By Jessica Kojima, vice president of professional services, AdvancedMD.
Medical providers often battle inefficient and piecemeal software configurations that constitute the technological lifelines of their practices. Even if current solutions aren’t integrated to meet their needs, they sometimes feel it is easier to stick with what they’ve got instead of considering the possibility of upheaval.
Staying current—or better yet, striving for innovation—often comes at a price of temporary disruption for providers and staff. But if a new electronic health record (EHR) and practice management (PM) system are implemented with proper planning and stakeholder buy-in, the practice can realize true efficiency without substantial disruption.
Here are three best practices for implementing a new EHR or PM system for medical practices to minimize disruption.
Consider the big picture
Before the EHR/PM implementation process kicks off, the practice should assess the effectiveness of its clinical and administrative workflows. A practice that wants to cram a new EHR or PM into an existing workflow that isn’t working is thinking short-term. It’s important to consider “big picture” goals and aim to improve bad processes and optimize productivity. An effective approach will realize efficiencies across an entire practice versus one function or role. By considering the importance of productivity optimization across the whole operation, a holistic and integrated approach will enable growth and improvement for both patients and staff.
Preparing for payer migration
While considering the practice’s overall goals, the practice must also perform a payer analysis. A new PM system will require new Electronic Data Interchange (EDI) agreement enrollments to electronically submit and receive claims, remittance, eligibility, and claims status, which differ from payer to payer. This is often a forgotten aspect of moving to a new practice management system, and is arguably the most critical change. The practice should have the following items ready well before implementation:
List of payer IDs as they are credentialed. This information can be found by reviewing how the practice submits and receives electronic transactions currently, or by contacting the payer directly.
The official name as credentialed.
Understand if the providers are credentialed as a group or provider.
Tax ID.
National provider identification (NPI) number.

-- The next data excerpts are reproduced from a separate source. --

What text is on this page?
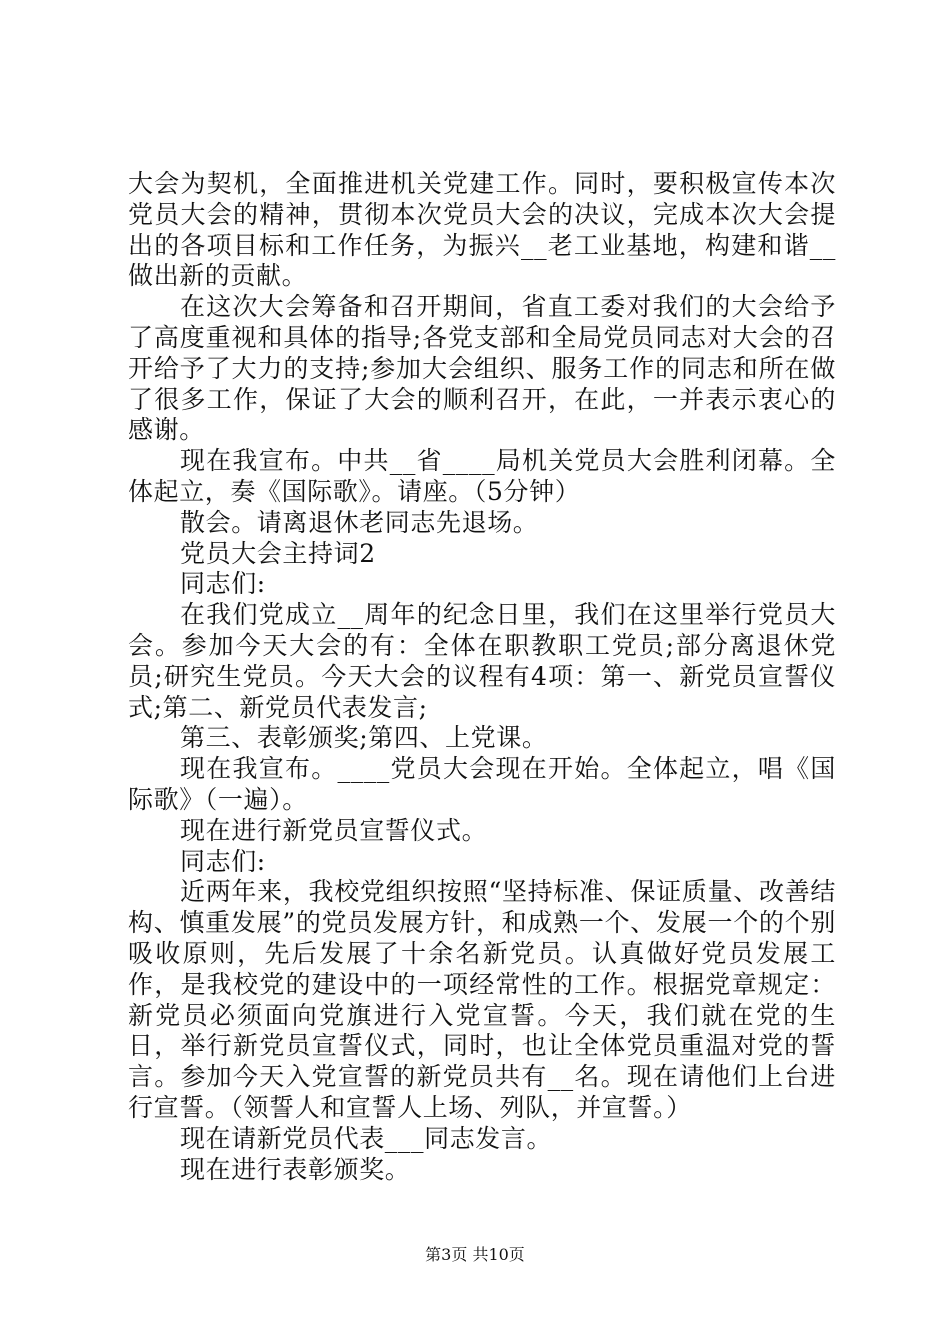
大会为契机，全面推进机关党建工作。同时，要积极宣传本次党员大会的精神，贯彻本次党员大会的决议，完成本次大会提出的各项目标和工作任务，为振兴__老工业基地，构建和谐__做出新的贡献。

在这次大会筹备和召开期间，省直工委对我们的大会给予了高度重视和具体的指导;各党支部和全局党员同志对大会的召开给予了大力的支持;参加大会组织、服务工作的同志和所在做了很多工作，保证了大会的顺利召开，在此，一并表示衷心的感谢。

现在我宣布。中共__省____局机关党员大会胜利闭幕。全体起立，奏《国际歌》。请座。（5分钟）

散会。请离退休老同志先退场。

党员大会主持词2

同志们:

在我们党成立__周年的纪念日里，我们在这里举行党员大会。参加今天大会的有：全体在职教职工党员;部分离退休党员;研究生党员。今天大会的议程有4项：第一、新党员宣誓仪式;第二、新党员代表发言;

第三、表彰颁奖;第四、上党课。

现在我宣布。____党员大会现在开始。全体起立，唱《国际歌》（一遍）。

现在进行新党员宣誓仪式。

同志们:

近两年来，我校党组织按照“坚持标准、保证质量、改善结构、慎重发展”的党员发展方针，和成熟一个、发展一个的个别吸收原则，先后发展了十余名新党员。认真做好党员发展工作，是我校党的建设中的一项经常性的工作。根据党章规定：新党员必须面向党旗进行入党宣誓。今天，我们就在党的生日，举行新党员宣誓仪式，同时，也让全体党员重温对党的誓言。参加今天入党宣誓的新党员共有__名。现在请他们上台进行宣誓。（领誓人和宣誓人上场、列队，并宣誓。）

现在请新党员代表___同志发言。

现在进行表彰颁奖。

第3页 共10页
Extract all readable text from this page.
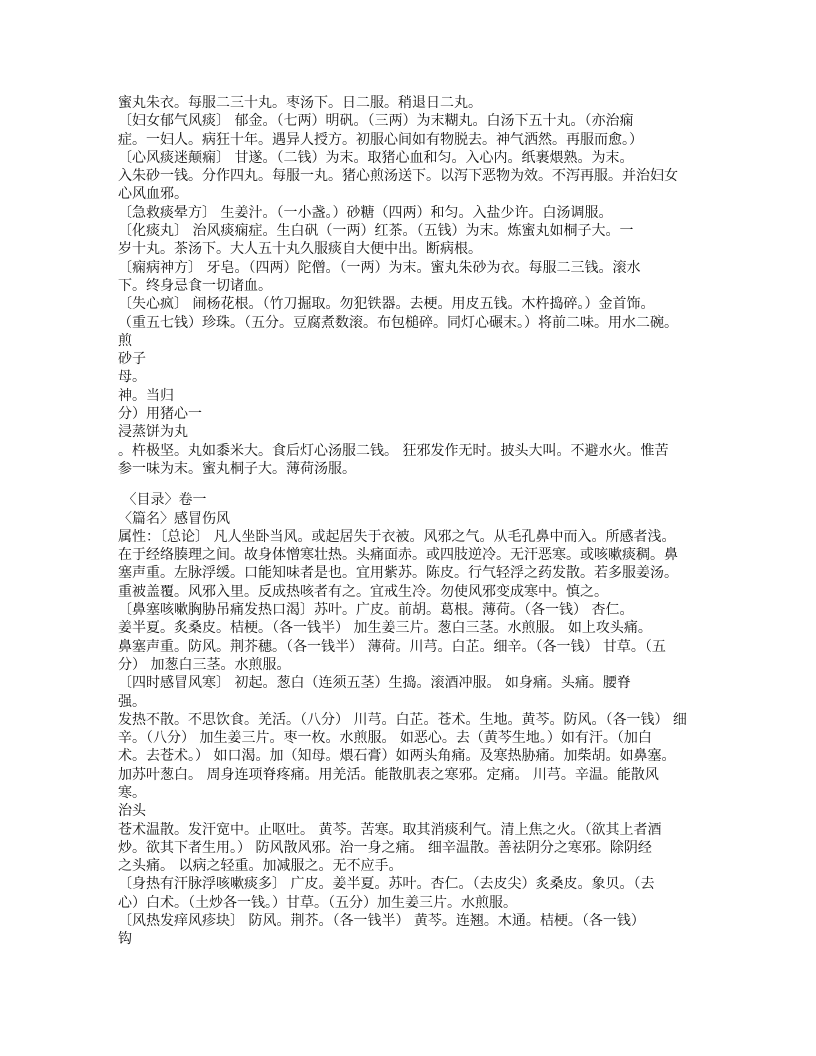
蜜丸朱衣。每服二三十丸。枣汤下。日二服。稍退日二丸。
〔妇女郁气风痰〕 郁金。（七两）明矾。（三两）为末糊丸。白汤下五十丸。（亦治痫
症。一妇人。病狂十年。遇异人授方。初服心间如有物脱去。神气洒然。再服而愈。）
〔心风痰迷颠痫〕 甘遂。（二钱）为末。取猪心血和匀。入心内。纸裹煨熟。为末。
入朱砂一钱。分作四丸。每服一丸。猪心煎汤送下。以泻下恶物为效。不泻再服。并治妇女
心风血邪。
〔急救痰晕方〕 生姜汁。（一小盏。）砂糖（四两）和匀。入盐少许。白汤调服。
〔化痰丸〕 治风痰痫症。生白矾（一两）红茶。（五钱）为末。炼蜜丸如桐子大。一
岁十丸。茶汤下。大人五十丸久服痰自大便中出。断病根。
〔痫病神方〕 牙皂。（四两）陀僧。（一两）为末。蜜丸朱砂为衣。每服二三钱。滚水
下。终身忌食一切诸血。
〔失心疯〕 闹杨花根。（竹刀掘取。勿犯铁器。去梗。用皮五钱。木杵捣碎。）金首饰。
（重五七钱）珍珠。（五分。豆腐煮数滚。布包槌碎。同灯心碾末。）将前二味。用水二碗。
煎
砂子
母。
神。当归
分）用猪心一
浸蒸饼为丸
。杵极坚。丸如黍米大。食后灯心汤服二钱。 狂邪发作无时。披头大叫。不避水火。惟苦
参一味为末。蜜丸桐子大。薄荷汤服。
〈目录〉卷一
〈篇名〉感冒伤风
属性：〔总论〕 凡人坐卧当风。或起居失于衣被。风邪之气。从毛孔鼻中而入。所感者浅。
在于经络腠理之间。故身体憎寒壮热。头痛面赤。或四肢逆冷。无汗恶寒。或咳嗽痰稠。鼻
塞声重。左脉浮缓。口能知味者是也。宜用紫苏。陈皮。行气轻浮之药发散。若多服姜汤。
重被盖覆。风邪入里。反成热咳者有之。宜戒生冷。勿使风邪变成寒中。慎之。
〔鼻塞咳嗽胸胁吊痛发热口渴〕苏叶。广皮。前胡。葛根。薄荷。（各一钱） 杏仁。
姜半夏。炙桑皮。桔梗。（各一钱半） 加生姜三片。葱白三茎。水煎服。 如上攻头痛。
鼻塞声重。防风。荆芥穗。（各一钱半） 薄荷。川芎。白芷。细辛。（各一钱） 甘草。（五
分） 加葱白三茎。水煎服。
〔四时感冒风寒〕 初起。葱白（连须五茎）生捣。滚酒冲服。 如身痛。头痛。腰脊
强。
发热不散。不思饮食。羌活。（八分） 川芎。白芷。苍术。生地。黄芩。防风。（各一钱） 细
辛。（八分） 加生姜三片。枣一枚。水煎服。 如恶心。去（黄芩生地。）如有汗。（加白
术。去苍术。） 如口渴。加（知母。煨石膏）如两头角痛。及寒热胁痛。加柴胡。如鼻塞。
加苏叶葱白。 周身连项脊疼痛。用羌活。能散肌表之寒邪。定痛。 川芎。辛温。能散风
寒。
治头
苍术温散。发汗宽中。止呕吐。 黄芩。苦寒。取其消痰利气。清上焦之火。（欲其上者酒
炒。欲其下者生用。） 防风散风邪。治一身之痛。 细辛温散。善祛阴分之寒邪。除阴经
之头痛。 以病之轻重。加减服之。无不应手。
〔身热有汗脉浮咳嗽痰多〕 广皮。姜半夏。苏叶。杏仁。（去皮尖）炙桑皮。象贝。（去
心）白术。（土炒各一钱。）甘草。（五分）加生姜三片。水煎服。
〔风热发痒风疹块〕 防风。荆芥。（各一钱半） 黄芩。连翘。木通。桔梗。（各一钱）
钩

Many payers also require online registrations, voided checks, letters on specific letterhead—to name a few—to process an agreement. This demands timely attention by a designated individual in the practice for a seamless enrollment process. The practice should also set a “go-live” date to start submitting transactions through the new system. Preparing adequately in the weeks ahead of implementation will enable a timely kickoff of the new system.
Focus on people
Instinctively, an EHR and PM implementation might seem to be all about the software technology. Not so: it’s about the people. It’s vital that a medical practice identifies an implementation champion who will be responsible for both supporting and managing the transition. Depending on how aggressive the go-live goal is, the practice may need a practice management and a clinical champion to ensure all of the configuration and training occurs simultaneously. The champion’s role is to listen to every staff member affected by the transition and communicate openly with the team about why the switch is being made and how the leadership will support them. Ideally, everyone agrees on the approach, objectives, and expected outcomes.